London people, pubs and perfection

Sep 7, 2011

On the plane now (the same United Airlines 767 with an out-of-commission lavatory that I flew seven days ago going the other way across the Atlantic) headed home after a fun time in London. The two-day Science Online London conference was very enjoyable, with good sessions and demonstrations and discussions focused on data sharing and promoting open science (Michael Nielsen keynoted with a talk heavy on social research, arguing that open science needs to be a common good for it to become common; Nielsen will be at Duke Oct. 4).

The British Library was a good, central place to hold the conference, and the weather these first few days was simply splendid — warm, sunny, perfect.

On Saturday, I broke away from the conference to meet up with a handful of long-time Textpattern users, at a pub in Covent Garden. I’ve used Textpattern as the content management system for since 2004, and the other guys have helped the open-source CMS stay alive. It was fun to drink a pint, share our support-forum memories, and talk about ways to make Textpattern a more popular choice for site and blog development.

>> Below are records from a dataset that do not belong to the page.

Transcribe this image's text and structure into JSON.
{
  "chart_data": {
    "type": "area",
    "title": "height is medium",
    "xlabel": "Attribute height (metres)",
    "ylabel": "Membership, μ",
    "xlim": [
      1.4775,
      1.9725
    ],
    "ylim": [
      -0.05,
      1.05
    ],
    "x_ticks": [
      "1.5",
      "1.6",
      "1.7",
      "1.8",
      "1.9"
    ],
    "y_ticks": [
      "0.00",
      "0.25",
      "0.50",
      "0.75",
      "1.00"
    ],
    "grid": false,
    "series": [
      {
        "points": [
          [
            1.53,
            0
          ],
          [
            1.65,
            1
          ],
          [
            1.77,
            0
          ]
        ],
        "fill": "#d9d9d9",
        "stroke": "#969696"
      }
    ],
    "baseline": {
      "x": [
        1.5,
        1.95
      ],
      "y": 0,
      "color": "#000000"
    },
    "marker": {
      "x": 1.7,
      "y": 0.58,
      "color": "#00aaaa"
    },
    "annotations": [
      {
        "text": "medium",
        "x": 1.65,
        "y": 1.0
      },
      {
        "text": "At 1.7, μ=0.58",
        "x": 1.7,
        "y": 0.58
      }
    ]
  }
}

Both nights after the conference sessions, we ended up, naturally, in the pub, drinking English ales and talking about science, communication, journalism, social media and more. Great group!

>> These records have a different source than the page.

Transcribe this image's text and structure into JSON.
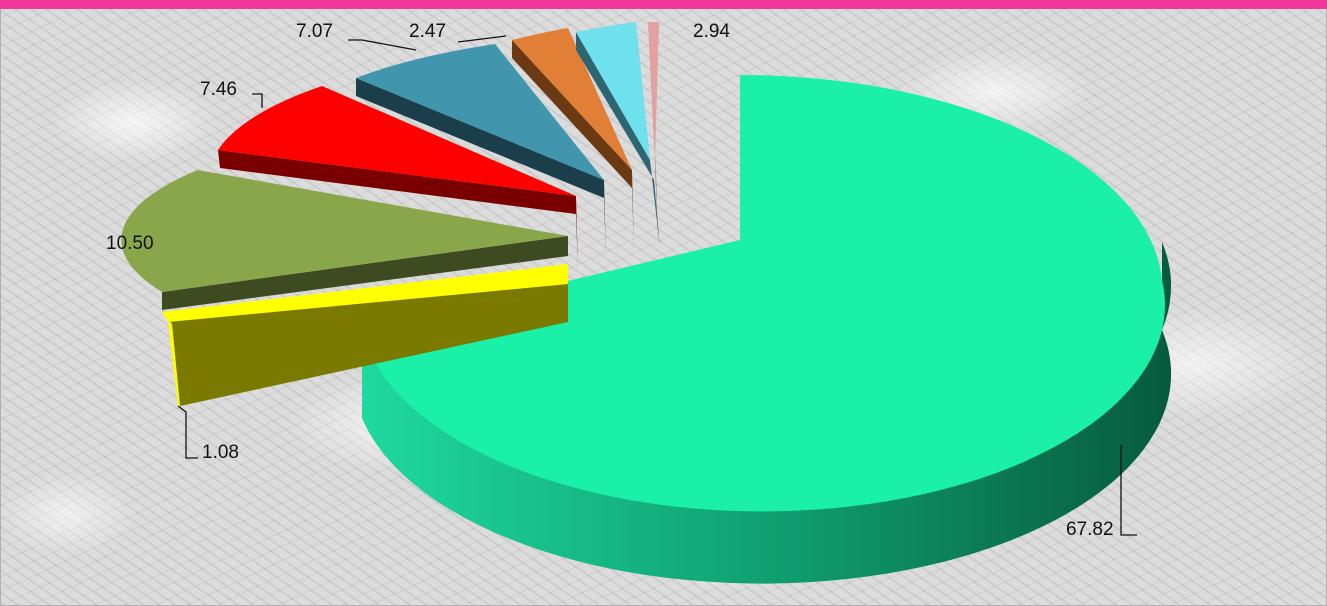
{
  "chart_data": {
    "type": "pie",
    "variant": "3d-exploded",
    "slices": [
      {
        "value": 67.82,
        "label": "67.82",
        "color": "#1af0a8",
        "side": "#0a8a5e"
      },
      {
        "value": 1.08,
        "label": "1.08",
        "color": "#ffff00",
        "side": "#7a7a00"
      },
      {
        "value": 10.5,
        "label": "10.50",
        "color": "#8aa64a",
        "side": "#3e4a20"
      },
      {
        "value": 7.46,
        "label": "7.46",
        "color": "#ff0000",
        "side": "#7a0000"
      },
      {
        "value": 7.07,
        "label": "7.07",
        "color": "#4196ae",
        "side": "#1b3f4a"
      },
      {
        "value": 2.47,
        "label": "2.47",
        "color": "#e07f35",
        "side": "#6b3a12"
      },
      {
        "value": null,
        "label": "",
        "color": "#6ee0ee",
        "side": "#2d6670"
      },
      {
        "value": 2.94,
        "label": "2.94",
        "color": "#e5a0a0",
        "side": "#8a4f4f"
      }
    ],
    "accent": "#f0399b"
  }
}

Sunday, I checked of the hotel and walked to the flat of my step-brother, Nathan. We set out then, walking through nearby Regent’s Park and into Camden. As the rain began to fall, we walked along the canal and into Camden Lock Market. We bought plates of West African food, and sat under an umbrella, talking about travel, St. Croix — we hadn’t seen each other since I lived on the island, nearly 30 years ago — and things to do in London. We split up after that, I walked to the Tube and headed to the British Museum to view the Rosetta Stone and the Parthenon marbles. Then, shopping and people watching along Regent, Oxford and Carnaby streets.

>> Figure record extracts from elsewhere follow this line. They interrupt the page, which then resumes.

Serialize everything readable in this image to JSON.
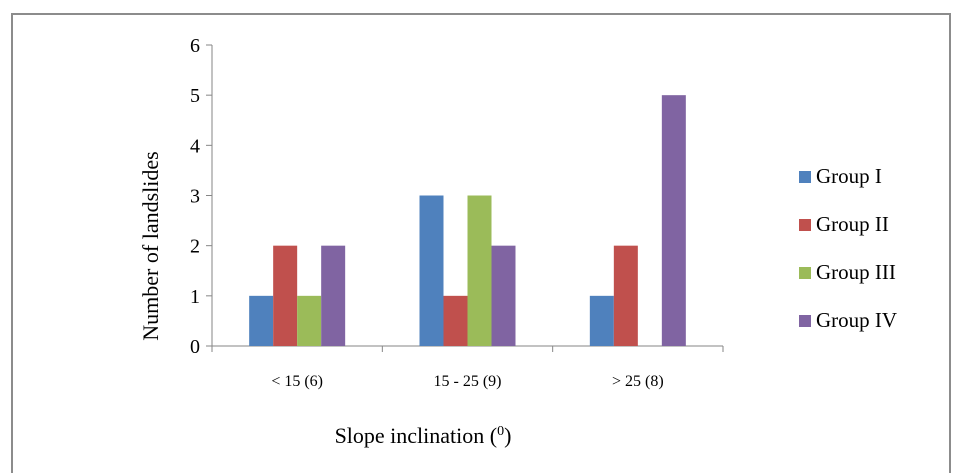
{
  "chart_data": {
    "type": "bar",
    "title": "",
    "xlabel": "Slope inclination (⁰)",
    "xlabel_main": "Slope inclination (",
    "xlabel_sup": "0",
    "xlabel_close": ")",
    "ylabel": "Number of landslides",
    "ylim": [
      0,
      6
    ],
    "yticks": [
      "0",
      "1",
      "2",
      "3",
      "4",
      "5",
      "6"
    ],
    "categories": [
      "< 15 (6)",
      "15 - 25 (9)",
      "> 25 (8)"
    ],
    "series": [
      {
        "name": "Group I",
        "color": "#4f81bd",
        "values": [
          1,
          3,
          1
        ]
      },
      {
        "name": "Group II",
        "color": "#c0504d",
        "values": [
          2,
          1,
          2
        ]
      },
      {
        "name": "Group III",
        "color": "#9bbb59",
        "values": [
          1,
          3,
          0
        ]
      },
      {
        "name": "Group IV",
        "color": "#8064a2",
        "values": [
          2,
          2,
          5
        ]
      }
    ],
    "grid": false,
    "legend": "right"
  }
}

Monday, cappuccino and croissant at on of the many tiny cafes in Fitzrovia, then more Underground traveling, popping out at Green Park for a quick look at Buckingham Palace — flag was up so Queen in residence; witnessed one of the guards almost slip and fall on his march to and fro, his heavy clogs apparently hitting a smooth or damp patch on the rug — then walking along Piccadilly to shop. Lunched again on food from an ethnic stall, this time Moroccan salmon tagine in the courtyard of St. James Church. A double-decker bus to Kensington South station for a visit to the Victoria & Albert Museum (just of a couple of forgettable Turners but an amazing cast of Trajan’s Column, displayed in two sections because the scale is so big) and a call upon a writer friend attending an ill spouse in the reputable Royal Marsden Hospital.

There’s no secret to writing a book, he tells me. “You sit down at a keyboard, and you begin to type word after word.” He’s written numerous books himself, at least two about aeroplanes and airlines, others about travel. So that I’m sitting at flight 37,023 feet high, writing a blog entry about my trip to London, is a good sign that I’ve got it in me.

Once back in North Carolina, I’ve got big projects at Duke, and ScienceOnline2012, and a narrated slideshow to commemorate 50 years of the Peace Corps through pictures of my dad’s and my own service.

I’ve enjoyed this trip immensely. The freedom of singular travel is great, although at every turn I wanted Erin and Anna and Malia and Oliver to be along with me to experience the city with me.